With more and more consumers turning to e-commerce, how should key stakeholders work together to protect IP rights in this environment?
It is important for key stakeholders to adopt effective mechanisms to tackle the challenges faced by the e-commerce industry, particularly the sale of counterfeit products online. There should be more – and better – cooperation and joint governance among the relevant stakeholders, as well as the sharing of data and technologies among government authorities, rights holders and e-commerce platforms. Such an approach is essential to make a real difference, to mutually benefit all parties and to ensure that e-commerce continues to thrive.
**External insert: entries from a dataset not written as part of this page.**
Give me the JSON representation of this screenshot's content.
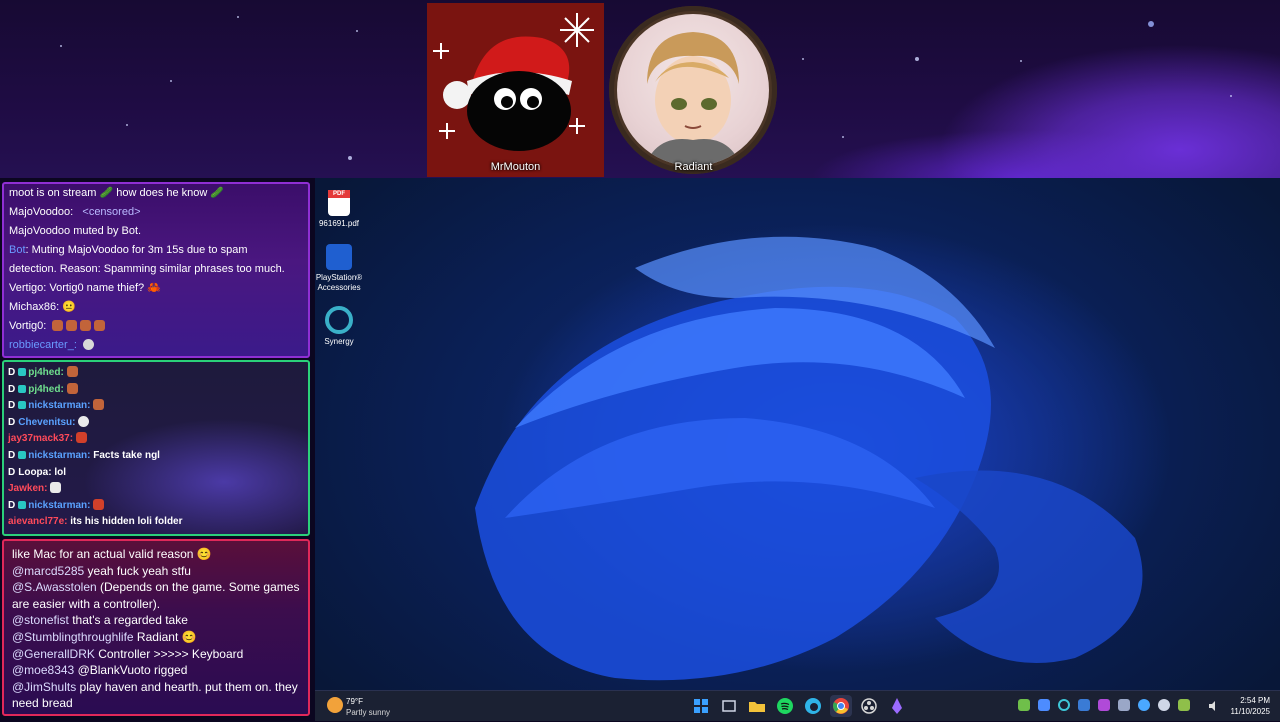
{
  "stream_overlay": {
    "cams": [
      {
        "name": "MrMouton"
      },
      {
        "name": "Radiant"
      }
    ]
  },
  "chat_top": {
    "lines": [
      {
        "text": "moot is on stream 🥒 how does he know 🥒"
      },
      {
        "user": "MajoVoodoo:",
        "message": "<censored>"
      },
      {
        "text": "MajoVoodoo muted by Bot."
      },
      {
        "user": "Bot",
        "message": ": Muting MajoVoodoo for 3m 15s due to spam"
      },
      {
        "text": "detection. Reason: Spamming similar phrases too much."
      },
      {
        "text": "Vertigo: Vortig0 name thief? 🦀"
      },
      {
        "text": "Michax86: 😐"
      },
      {
        "text": "Vortig0:"
      },
      {
        "text": "robbiecarter_:"
      }
    ]
  },
  "chat_mid": {
    "lines": [
      {
        "badge": "D",
        "name": "pj4hed:",
        "color": "green",
        "msg": ""
      },
      {
        "badge": "D",
        "name": "pj4hed:",
        "color": "green",
        "msg": ""
      },
      {
        "badge": "D",
        "name": "nickstarman:",
        "color": "blue",
        "msg": ""
      },
      {
        "badge": "D",
        "name": "Chevenitsu:",
        "color": "blue",
        "msg": ""
      },
      {
        "badge": "",
        "name": "jay37mack37:",
        "color": "red",
        "msg": ""
      },
      {
        "badge": "D",
        "name": "nickstarman:",
        "color": "blue",
        "msg": "Facts take ngl"
      },
      {
        "badge": "D",
        "name": "Loopa:",
        "color": "white",
        "msg": "lol"
      },
      {
        "badge": "",
        "name": "Jawken:",
        "color": "red",
        "msg": ""
      },
      {
        "badge": "D",
        "name": "nickstarman:",
        "color": "blue",
        "msg": ""
      },
      {
        "badge": "",
        "name": "aievancl77e:",
        "color": "red",
        "msg": "its his hidden loli folder"
      }
    ]
  },
  "chat_bottom": {
    "lines": [
      {
        "mention": "",
        "text": "like Mac for an actual valid reason 😊"
      },
      {
        "mention": "@marcd5285",
        "text": " yeah fuck yeah stfu"
      },
      {
        "mention": "@S.Awasstolen",
        "text": " (Depends on the game. Some games are easier with a controller)."
      },
      {
        "mention": "@stonefist",
        "text": " that's a regarded take"
      },
      {
        "mention": "@Stumblingthroughlife",
        "text": " Radiant 😊"
      },
      {
        "mention": "@GenerallDRK",
        "text": " Controller >>>>> Keyboard"
      },
      {
        "mention": "@moe8343",
        "text": " @BlankVuoto rigged"
      },
      {
        "mention": "@JimShults",
        "text": " play haven and hearth. put them on. they need bread"
      }
    ]
  },
  "desktop": {
    "icons": [
      {
        "label": "961691.pdf",
        "icon": "pdf-file-icon",
        "color": "#e43a3a"
      },
      {
        "label": "PlayStation® Accessories",
        "icon": "playstation-accessories-icon",
        "color": "#1f5fd0"
      },
      {
        "label": "Synergy",
        "icon": "synergy-icon",
        "color": "#3ab0c8"
      }
    ]
  },
  "taskbar": {
    "weather_temp": "79°F",
    "weather_cond": "Partly sunny",
    "apps": [
      {
        "name": "start-icon",
        "color": "#3aa0ff"
      },
      {
        "name": "task-view-icon",
        "color": "#cfd6e6"
      },
      {
        "name": "file-explorer-icon",
        "color": "#f2c23a"
      },
      {
        "name": "spotify-icon",
        "color": "#1ed760"
      },
      {
        "name": "edge-icon",
        "color": "#2fb4e8"
      },
      {
        "name": "chrome-icon",
        "color": "#e8453c"
      },
      {
        "name": "obs-icon",
        "color": "#d8d8d8"
      },
      {
        "name": "app-icon",
        "color": "#9b6bff"
      }
    ],
    "clock_time": "2:54 PM",
    "clock_date": "11/10/2025"
  }
}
How do you envisage the brand protection landscape in India evolving in the next five years?
The Indian e-commerce market is expected to grow exponentially due to an increase in internet and smartphone penetration. I expect major events in the next five years to include the following:
- Cases relating to online counterfeiting will increase as the number of e-stores increases.
- There will be more focus on brands evolving in the pharmaceutical and medical research fields.
- In light of the current economic climate under covid-19, more clients will conduct audits of their trademark portfolios and identify those IP assets which are no longer of commercial importance to them, thereby saving costs on redundant assets.
- As many businesses have been hit hard by the economic crisis, they may be put up for sale at a much-reduced price. Thus, we anticipate a spur in M&A activity involving such companies and their brands, along with companies that have adjusted well to reduced economic activity.
Rahul Chaudhry, managing partner of leading law firm Rahul Chaudhry & Partners, is one of the most pre-eminent names in Indian IP law. He has carved a niche for himself as a leader in Indian IP practice thanks to his strong grasp of the law and extensive experience in assessing legal implications. He advises clients on an array of legal issues and transactions relating to intellectual property and non-IP matters.